Die kurdische Rebellengruppe ist nur eine von zahlreichen organisierten Oppositionskräften im Iran und im Ausland, die auf einen Machtwechsel in Teheran hinarbeiten und in der aktuellen Militärkampagne Israels eine historische Chance für Veränderung im Land sehen. „Die Geschichte wird uns solch ein Versagen niemals verzeihen“, erklärte die separatistische Exil-Organisation Free Balochistan Movement am Montag.
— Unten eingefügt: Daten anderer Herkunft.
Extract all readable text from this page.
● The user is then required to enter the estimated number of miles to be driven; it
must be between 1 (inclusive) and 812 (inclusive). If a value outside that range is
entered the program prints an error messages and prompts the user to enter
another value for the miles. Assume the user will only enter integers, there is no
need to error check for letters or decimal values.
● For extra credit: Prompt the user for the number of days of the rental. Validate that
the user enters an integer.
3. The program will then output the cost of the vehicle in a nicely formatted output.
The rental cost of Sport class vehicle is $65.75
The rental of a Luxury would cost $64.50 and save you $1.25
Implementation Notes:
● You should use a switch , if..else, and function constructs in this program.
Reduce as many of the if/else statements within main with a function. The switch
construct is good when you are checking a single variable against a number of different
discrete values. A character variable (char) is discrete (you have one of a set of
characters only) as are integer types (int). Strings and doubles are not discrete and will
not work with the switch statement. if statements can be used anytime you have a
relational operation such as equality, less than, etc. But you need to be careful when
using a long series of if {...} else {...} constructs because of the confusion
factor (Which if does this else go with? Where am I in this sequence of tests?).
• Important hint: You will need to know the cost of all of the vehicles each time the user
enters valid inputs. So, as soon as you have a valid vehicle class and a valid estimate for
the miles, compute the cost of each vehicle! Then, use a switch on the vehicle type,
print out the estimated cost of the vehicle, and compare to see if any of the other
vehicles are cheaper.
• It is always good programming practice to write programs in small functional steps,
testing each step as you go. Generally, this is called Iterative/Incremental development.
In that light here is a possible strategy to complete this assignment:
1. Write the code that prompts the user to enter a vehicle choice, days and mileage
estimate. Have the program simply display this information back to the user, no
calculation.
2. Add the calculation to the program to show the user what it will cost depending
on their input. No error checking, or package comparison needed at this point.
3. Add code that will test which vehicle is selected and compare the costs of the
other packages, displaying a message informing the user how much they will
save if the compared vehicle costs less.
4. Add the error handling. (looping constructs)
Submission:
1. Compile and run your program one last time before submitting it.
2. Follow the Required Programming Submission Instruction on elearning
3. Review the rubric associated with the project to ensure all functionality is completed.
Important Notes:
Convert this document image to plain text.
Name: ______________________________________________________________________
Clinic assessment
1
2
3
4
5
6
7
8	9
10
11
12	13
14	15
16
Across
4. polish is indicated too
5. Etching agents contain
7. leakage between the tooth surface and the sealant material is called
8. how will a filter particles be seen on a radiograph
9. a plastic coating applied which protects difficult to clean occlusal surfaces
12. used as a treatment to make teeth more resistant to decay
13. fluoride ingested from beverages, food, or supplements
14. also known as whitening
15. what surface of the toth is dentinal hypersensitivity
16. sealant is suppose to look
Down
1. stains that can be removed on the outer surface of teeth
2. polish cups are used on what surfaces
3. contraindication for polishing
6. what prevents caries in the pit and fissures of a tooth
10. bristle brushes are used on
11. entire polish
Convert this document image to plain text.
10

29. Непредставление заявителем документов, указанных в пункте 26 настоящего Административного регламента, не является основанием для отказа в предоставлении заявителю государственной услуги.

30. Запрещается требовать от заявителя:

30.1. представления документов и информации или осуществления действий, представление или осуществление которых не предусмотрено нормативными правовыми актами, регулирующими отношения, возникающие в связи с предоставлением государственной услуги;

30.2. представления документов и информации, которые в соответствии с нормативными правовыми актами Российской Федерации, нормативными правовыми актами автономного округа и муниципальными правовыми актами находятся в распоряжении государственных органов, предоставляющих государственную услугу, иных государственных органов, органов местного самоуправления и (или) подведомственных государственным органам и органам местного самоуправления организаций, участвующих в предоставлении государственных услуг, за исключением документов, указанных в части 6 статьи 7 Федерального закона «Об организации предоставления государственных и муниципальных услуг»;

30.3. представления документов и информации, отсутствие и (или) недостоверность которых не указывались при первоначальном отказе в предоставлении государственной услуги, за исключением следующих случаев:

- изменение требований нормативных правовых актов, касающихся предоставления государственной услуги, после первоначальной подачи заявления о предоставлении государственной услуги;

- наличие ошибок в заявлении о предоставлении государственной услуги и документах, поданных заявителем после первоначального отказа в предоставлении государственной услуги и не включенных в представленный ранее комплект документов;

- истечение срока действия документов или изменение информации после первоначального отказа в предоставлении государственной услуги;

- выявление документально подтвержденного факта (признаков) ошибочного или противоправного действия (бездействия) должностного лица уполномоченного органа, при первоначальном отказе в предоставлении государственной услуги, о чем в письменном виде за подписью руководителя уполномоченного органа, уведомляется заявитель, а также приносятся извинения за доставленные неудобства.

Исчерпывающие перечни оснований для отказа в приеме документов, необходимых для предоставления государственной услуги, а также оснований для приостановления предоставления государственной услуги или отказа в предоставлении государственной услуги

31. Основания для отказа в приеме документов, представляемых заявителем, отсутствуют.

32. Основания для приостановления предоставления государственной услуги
Dass Israel der iranischen Opposition – einschließlich der militanten Kräfte der ethnischen und religiösen Minderheiten – zumindest ein gewisses Aufstandspotenzial zurechnet, zeigt sich in der Kriegskommunikation offenkundig. Alle paar Jahre bringt die Politik der Mullahs linke, liberale und nationalistische Teile der iranischen Bevölkerung auf die Straße.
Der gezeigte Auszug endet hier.